Il est désormais possible de contracter des bureaux Windows virtuels auprès du cloud Azure de Microsoft et de les exécuter sur site, par-dessus un cluster de machines virtuelles Nutanix. L’hyperviseur AHV de ce dernier devient en effet compatible avec un tout nouveau service que Microsoft baptise Azure Virtual Desktop Hybrid (AVD Hybrid) et qui, en substance, connecte une flotte de postes virtuels Windows locaux aux règles d’administration automatisée, d’authentification et de mise à jour configurées dans Azure.

Microsoft fournit depuis 2019 un outil appelé Azure Arc qui sert à raccrocher au pool de ressources Azure toute machine Windows qui s’exécute en dehors de ce cloud, dans le but d’offrir une administration centralisée. Le problème était jusqu’ici que les machines Windows sur site devaient soit être virtuellement incluses dans Azure, ce qui les coupait des ressources locales, soit faire une croix sur la maintenance centralisée dans Azure si, par exemple, elles devaient partager un NAS à demeure ou communiquer entre elles à haute vitesse sur le réseau local.

L’absence d’un juste milieu était particulièrement handicapante pour les flottes de bureaux Windows virtuels, car, en pratique, il n’était pas possible de bénéficier des avantages de l’administration centralisée en cloud autrement qu’en exécutant ces bureaux virtuels directement dans Azure. C’est-à-dire via le service Azure Virtual Desktop qui peut enfreindre des politiques de souveraineté ou de latence.

« Désormais, les clients n’ont plus à choisir entre utiliser Azure Virtual Desktop et conserver le contrôle sur l’emplacement où leurs postes de travail sont exécutés », argumente Tarkan Maner, le directeur général de Nutanix, dans un communiqué que l’éditeur a fait parvenir à la rédaction.  

« Si des exigences de conformité, de souveraineté des données, de latence ou de coûts impliquent que ces charges de travail doivent rester sur site, ils peuvent les exécuter sur Nutanix AHV tout en continuant à utiliser les services Azure Virtual Desktop de Microsoft. Cela offre aux équipes IT un moyen plus pragmatique de moderniser leurs environnements sans imposer un modèle unique à toutes les charges de travail », explique-t-il.
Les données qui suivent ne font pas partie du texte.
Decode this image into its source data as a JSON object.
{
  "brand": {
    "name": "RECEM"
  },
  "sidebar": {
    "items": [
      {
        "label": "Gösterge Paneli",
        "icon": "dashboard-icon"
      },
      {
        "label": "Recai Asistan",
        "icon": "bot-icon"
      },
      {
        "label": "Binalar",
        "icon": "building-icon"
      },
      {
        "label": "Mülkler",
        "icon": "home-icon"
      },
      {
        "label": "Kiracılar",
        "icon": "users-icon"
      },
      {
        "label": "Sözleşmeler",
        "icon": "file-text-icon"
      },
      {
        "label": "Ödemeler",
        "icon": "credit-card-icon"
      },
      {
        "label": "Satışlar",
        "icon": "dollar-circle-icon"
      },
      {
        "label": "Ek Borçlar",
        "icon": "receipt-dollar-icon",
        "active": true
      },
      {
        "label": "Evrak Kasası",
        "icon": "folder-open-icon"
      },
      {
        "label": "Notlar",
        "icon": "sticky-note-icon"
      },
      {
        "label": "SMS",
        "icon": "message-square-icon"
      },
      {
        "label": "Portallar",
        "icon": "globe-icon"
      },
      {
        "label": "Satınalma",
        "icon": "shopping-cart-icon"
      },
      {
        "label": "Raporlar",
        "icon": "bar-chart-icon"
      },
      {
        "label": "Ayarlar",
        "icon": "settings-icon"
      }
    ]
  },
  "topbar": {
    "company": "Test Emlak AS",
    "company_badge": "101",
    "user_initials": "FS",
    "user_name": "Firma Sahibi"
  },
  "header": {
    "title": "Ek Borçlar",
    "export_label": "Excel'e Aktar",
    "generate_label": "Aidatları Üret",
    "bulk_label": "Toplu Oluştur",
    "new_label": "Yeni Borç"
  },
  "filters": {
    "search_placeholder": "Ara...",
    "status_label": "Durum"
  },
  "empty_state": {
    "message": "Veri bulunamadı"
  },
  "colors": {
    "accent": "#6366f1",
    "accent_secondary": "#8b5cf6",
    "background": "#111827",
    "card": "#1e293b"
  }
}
Des coûts d’exploitation moins chers

Selon Microsoft et Nutanix, Azure Virtual Desktop Hybrid devrait permettre aux entreprises de réaliser des économies sur leurs coûts d’exploitation. Principalement, car il n’est plus nécessaire de mettre en production sur le cluster Nutanix des passerelles pour se connecter au cloud (si tant est que l’entreprise soit aussi cliente de services Azure, on pense principalement à Microsoft 365). À la place, la nouvelle solution crée un tunnel chiffré entre AHV et Azure, sans même qu’il soit besoin de configurer un VPN.

Dans l’autre sens, exécuter les machines virtuelles Windows 11 sur des serveurs qu’une entreprise rentabilise par ailleurs devrait coûter moins cher que souscrire à autant de VM sur le service Azure Virtual Desktop. D’autant que les connexions spécifiquement cloud à Azure Arc ainsi qu’aux services associés d’authentification (EntraID), de sécurité (Defender) et de mise à jour automatique (Azure Update Manager) sont ici accordées aux licences Windows 11 achetées pour peupler chaque VM.

Et une administration plus simple

Outre les accès aux partages locaux, l’administrateur du cluster Nutanix garde également la main sur toutes les règles de répartition de charge et d’attribution des ressources (processeur, RAM, stockage, réseau, sauvegarde, reprise d’activité) entre les VM Windows 11 (ou 10). Nutanix évoque un avantage supplémentaire pour optimiser les coûts d’exploitation. Tous ces réglages se font via les outils d’administration de Nutanix.

Concernant le rythme des mises à jour et les droits d’accès des utilisateurs, même si ces réglages se font du côté d’Azure, les administrateurs n’ont pas besoin de se connecter au portail d’administration du cloud public. Ils peuvent aussi bien lui envoyer des scripts de configuration depuis les outils de Nutanix.

Bien que Nutanix soit le premier à implémenter dans son hyperviseur la compatibilité avec le service Azure Virtual Desktop, Microsoft assure que cette fonctionnalité sera bientôt également utilisable depuis l’hyperviseur ESX que Broadcom utilise dans son cluster VCF (VMware Cloud Foundation) et, bien entendu, depuis son propre hyperviseur Hyper-V.